You can’t really make a bad movie with Paul Rudd, Elizabeth Banks, Rashida Jones, Kathryn Hahn, Adam Scott, Zooey Deschanel, Emily Mortimer, and Steve Coogan. They are seven of the most able and appealing performers of our era. But it turns out that does not necessarily guarantee a good movie, either. The actors have a lot more fun than the audience in this light but strange tale of a man whose irrepressibly sunny and guileless nature makes his angsty sisters frustrated, angry, and then, inexplicably refreshed.
Rudd plays Ned, a leftover hippie who grows organic produce with his girlfriend (Hahn). By inclination and by choice he expects the best intentions from everyone. So, he gives a stranger on the subway some cash to hold onto while he organizes his things. And when a uniformed cop asks him for some marijuana, he hands it over. That one results in some jail time, and when he returns, he finds he has lost his girlfriend, his home, and his dog, Willie Nelson. So, he goes back home, where he briefly stays with his mother and then each of his sisters, creating chaos at every stop.
Liz (Mortimer) is married to a snobbish and self-centered documentary filmmaker (Coogan) and they have two children. Liz is passionate about providing a cloyingly wholesome environment for her children (they are named River and Echo) and has not noticed that her husband is having an affair with the subject of his latest film. Ned breaks River’s finger and, worse, messes up his crucial admissions interview for a tony private school.
He also disrupts the lives of the ambitious Miranda (Banks) who works at Vanity Fair, thwarting her big break by refusing to let her print a story told to him in confidence by a socialite, and flighty Natalie (Deschanel), by revealing to her girlfriend (Jones) that Natalie has been unfaithful with a man and is pregnant.

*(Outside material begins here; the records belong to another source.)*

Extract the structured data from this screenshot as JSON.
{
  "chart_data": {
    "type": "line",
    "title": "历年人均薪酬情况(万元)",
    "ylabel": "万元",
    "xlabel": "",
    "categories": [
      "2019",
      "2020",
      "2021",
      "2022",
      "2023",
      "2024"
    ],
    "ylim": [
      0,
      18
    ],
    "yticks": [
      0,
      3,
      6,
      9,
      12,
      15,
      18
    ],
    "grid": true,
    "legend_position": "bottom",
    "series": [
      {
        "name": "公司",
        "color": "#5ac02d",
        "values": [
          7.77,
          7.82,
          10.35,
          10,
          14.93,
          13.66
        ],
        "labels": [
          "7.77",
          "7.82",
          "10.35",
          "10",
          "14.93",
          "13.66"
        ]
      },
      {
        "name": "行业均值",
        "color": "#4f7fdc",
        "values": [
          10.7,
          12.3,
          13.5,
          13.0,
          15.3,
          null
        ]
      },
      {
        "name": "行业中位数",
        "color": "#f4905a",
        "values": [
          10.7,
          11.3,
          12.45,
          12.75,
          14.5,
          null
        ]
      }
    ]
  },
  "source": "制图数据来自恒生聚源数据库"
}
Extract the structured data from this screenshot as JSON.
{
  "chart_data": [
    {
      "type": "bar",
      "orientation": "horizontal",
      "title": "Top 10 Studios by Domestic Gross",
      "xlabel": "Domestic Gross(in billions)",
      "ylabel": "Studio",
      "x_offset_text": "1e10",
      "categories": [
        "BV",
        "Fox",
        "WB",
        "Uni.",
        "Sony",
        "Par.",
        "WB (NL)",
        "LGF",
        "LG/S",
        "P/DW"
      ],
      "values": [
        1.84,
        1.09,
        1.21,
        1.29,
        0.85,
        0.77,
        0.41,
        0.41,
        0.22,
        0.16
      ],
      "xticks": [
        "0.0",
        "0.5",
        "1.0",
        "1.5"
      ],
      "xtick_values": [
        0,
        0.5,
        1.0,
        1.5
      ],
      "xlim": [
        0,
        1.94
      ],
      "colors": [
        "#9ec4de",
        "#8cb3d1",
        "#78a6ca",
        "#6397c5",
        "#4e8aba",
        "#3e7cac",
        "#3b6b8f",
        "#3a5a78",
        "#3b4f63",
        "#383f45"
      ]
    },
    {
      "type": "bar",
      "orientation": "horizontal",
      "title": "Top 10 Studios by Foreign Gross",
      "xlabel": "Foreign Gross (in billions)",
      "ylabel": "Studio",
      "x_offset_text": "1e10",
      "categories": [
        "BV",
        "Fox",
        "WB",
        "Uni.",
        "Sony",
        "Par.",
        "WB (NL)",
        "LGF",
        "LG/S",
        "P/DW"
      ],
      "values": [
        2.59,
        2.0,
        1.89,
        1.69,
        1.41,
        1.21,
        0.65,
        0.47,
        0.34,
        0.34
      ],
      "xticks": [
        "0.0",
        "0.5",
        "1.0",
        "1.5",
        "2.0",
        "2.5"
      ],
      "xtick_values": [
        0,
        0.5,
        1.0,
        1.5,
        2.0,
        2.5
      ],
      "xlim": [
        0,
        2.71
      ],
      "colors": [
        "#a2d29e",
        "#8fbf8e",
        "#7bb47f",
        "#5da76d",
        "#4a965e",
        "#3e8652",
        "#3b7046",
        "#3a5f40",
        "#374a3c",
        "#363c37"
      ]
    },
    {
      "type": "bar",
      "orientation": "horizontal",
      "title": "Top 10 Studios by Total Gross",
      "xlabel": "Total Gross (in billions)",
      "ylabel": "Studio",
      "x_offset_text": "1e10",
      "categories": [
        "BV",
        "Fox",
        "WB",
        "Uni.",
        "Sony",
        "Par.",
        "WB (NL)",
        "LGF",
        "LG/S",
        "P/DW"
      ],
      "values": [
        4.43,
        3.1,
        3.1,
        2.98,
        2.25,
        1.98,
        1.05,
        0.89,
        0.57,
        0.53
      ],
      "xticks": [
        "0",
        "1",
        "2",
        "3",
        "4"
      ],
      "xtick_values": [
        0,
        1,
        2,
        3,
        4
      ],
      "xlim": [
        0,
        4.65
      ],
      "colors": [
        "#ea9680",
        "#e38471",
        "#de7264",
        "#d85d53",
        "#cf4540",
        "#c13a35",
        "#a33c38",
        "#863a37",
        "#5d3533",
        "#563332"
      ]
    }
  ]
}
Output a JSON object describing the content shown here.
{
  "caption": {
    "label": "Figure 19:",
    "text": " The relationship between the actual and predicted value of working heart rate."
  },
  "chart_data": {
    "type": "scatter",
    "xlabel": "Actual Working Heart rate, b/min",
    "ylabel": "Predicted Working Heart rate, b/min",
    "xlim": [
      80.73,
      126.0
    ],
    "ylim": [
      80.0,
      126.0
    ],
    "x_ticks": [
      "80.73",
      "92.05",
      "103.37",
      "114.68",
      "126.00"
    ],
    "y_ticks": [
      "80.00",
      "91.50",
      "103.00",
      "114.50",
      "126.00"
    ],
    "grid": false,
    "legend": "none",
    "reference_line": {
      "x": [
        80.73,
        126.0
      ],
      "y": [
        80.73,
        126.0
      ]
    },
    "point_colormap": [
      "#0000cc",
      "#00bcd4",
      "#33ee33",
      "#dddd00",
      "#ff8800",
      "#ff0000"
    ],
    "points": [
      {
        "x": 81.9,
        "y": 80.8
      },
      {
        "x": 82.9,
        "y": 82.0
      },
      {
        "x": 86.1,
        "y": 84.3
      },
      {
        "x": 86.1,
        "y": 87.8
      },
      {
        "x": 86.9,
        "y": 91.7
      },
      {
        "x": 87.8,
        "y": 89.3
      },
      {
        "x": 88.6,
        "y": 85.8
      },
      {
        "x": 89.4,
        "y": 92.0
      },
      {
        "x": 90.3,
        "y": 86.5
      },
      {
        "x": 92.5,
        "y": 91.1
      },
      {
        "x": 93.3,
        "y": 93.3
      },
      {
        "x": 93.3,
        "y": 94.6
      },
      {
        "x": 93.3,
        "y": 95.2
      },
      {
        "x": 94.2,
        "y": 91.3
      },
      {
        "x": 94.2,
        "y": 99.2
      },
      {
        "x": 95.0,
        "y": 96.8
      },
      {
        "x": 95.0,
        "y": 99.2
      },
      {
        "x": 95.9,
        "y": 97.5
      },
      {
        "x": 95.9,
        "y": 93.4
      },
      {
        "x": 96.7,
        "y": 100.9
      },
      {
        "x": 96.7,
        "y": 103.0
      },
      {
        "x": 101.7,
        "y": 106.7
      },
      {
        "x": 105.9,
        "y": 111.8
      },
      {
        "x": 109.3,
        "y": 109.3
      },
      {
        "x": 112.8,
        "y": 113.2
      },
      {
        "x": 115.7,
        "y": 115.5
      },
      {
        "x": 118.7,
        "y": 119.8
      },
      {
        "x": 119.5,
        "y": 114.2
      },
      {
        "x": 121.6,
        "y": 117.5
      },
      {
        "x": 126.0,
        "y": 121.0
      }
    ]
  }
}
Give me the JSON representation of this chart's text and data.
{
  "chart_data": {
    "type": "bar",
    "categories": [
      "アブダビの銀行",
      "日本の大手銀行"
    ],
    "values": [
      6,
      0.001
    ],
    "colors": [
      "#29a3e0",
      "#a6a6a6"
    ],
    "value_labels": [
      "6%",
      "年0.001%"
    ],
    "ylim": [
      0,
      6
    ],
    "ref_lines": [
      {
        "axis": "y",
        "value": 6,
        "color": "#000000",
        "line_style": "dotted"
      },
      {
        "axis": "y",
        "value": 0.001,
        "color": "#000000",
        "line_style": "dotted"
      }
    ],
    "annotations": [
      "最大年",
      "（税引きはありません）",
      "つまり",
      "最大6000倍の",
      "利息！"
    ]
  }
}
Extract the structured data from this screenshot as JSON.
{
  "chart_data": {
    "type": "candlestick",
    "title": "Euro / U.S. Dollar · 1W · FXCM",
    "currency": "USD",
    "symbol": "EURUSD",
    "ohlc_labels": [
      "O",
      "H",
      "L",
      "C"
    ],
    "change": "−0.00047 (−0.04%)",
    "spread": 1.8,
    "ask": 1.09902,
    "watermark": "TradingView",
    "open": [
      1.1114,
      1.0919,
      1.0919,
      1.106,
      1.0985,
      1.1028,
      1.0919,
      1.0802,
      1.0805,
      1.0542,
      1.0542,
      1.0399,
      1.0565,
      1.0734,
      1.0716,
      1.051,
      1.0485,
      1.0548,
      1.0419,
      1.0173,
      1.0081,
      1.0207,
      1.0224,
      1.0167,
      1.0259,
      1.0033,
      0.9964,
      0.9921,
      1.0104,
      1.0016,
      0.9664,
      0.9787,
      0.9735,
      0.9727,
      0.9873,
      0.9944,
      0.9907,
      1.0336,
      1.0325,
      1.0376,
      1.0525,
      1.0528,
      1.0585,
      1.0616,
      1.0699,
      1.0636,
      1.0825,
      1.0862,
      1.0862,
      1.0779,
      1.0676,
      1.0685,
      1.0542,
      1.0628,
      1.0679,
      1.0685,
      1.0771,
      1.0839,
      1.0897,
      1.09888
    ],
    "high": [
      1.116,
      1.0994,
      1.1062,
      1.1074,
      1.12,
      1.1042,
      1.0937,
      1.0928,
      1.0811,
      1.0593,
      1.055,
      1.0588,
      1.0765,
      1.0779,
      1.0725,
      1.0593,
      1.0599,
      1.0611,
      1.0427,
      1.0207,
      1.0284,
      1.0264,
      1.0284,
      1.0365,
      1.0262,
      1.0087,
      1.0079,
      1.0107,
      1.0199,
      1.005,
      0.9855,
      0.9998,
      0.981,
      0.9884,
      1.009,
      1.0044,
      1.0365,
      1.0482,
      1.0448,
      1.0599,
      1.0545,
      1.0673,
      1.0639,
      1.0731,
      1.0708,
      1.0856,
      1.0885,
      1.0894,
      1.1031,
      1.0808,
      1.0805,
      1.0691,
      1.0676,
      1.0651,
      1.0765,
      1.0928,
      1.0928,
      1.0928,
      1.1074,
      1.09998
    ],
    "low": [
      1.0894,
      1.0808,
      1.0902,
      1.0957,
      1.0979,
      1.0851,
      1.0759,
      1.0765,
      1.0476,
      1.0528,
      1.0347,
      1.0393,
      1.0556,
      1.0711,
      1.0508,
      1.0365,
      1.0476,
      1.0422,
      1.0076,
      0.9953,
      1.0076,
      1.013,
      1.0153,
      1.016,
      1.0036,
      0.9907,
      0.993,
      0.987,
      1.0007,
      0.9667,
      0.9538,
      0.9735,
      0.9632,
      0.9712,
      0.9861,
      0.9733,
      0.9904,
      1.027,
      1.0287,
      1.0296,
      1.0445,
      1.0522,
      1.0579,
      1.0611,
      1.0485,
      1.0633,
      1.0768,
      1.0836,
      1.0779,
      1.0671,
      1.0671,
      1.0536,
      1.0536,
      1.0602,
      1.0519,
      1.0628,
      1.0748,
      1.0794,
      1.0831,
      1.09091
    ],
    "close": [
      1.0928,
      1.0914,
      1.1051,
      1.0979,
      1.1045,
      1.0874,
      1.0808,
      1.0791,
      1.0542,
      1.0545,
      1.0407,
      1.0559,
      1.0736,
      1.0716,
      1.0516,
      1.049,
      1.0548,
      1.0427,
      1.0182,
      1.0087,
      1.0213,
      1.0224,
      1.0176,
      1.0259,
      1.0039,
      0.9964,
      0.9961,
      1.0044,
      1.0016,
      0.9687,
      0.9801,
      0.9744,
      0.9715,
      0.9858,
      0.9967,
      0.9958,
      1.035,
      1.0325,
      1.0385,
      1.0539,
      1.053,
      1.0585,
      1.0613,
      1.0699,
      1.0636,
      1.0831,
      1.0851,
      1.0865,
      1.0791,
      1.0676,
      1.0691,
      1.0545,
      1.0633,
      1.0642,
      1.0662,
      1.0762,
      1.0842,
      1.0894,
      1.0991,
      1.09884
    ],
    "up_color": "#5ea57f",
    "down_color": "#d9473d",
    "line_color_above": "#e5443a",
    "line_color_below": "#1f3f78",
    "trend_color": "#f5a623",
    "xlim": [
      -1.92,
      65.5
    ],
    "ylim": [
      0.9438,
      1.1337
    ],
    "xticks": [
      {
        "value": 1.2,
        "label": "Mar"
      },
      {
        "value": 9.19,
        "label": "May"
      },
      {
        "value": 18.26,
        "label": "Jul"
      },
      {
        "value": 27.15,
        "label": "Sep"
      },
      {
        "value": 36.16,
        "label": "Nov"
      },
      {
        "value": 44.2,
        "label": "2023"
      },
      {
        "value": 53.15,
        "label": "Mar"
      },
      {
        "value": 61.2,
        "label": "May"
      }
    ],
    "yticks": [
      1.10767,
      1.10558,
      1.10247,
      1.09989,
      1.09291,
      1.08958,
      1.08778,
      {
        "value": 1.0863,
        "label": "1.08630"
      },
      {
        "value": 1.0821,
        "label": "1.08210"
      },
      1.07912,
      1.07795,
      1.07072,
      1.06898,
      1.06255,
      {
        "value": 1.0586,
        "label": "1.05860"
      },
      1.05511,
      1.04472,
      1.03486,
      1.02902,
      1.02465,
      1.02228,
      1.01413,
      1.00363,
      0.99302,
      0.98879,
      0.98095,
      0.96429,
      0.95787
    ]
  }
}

Jesse Peretz (son of former Harvard professor and New Republic publisher Marty Peretz) directed, from a screenplay by his sister, Evgenia Peretz, a writer for Vanity Fair, and her husband David Schisgall, a documentary filmmaker who has worked with Errol Morris. Given the sibling bond on and off-screen it is especially disconcerting that there is no sense of the chemistry between family members. These characters never show the kind of rhythms and short-cuts in communication that come from decades of shared experience or the affections and retro rivalries of adult family members. It would have been interesting to get a sense of what the family dynamic was like and how it produced characters do different in their priorities and strengths. The script feels more like a chart than a storyline, with each character selected to represent a different New York type. The actors have a lot of fun creating their characters but there is not one believable relationship between any of them, except perhaps Ned’s with the hippie who replaced him at the farm. Peretz never establishes a consistent tone and the reconciliation and appreciation at the end is forced and awkward.
Ned may be right about expecting the best from everyone, but as he learns in the film and we learn about the Peretzes, sometimes they let you down.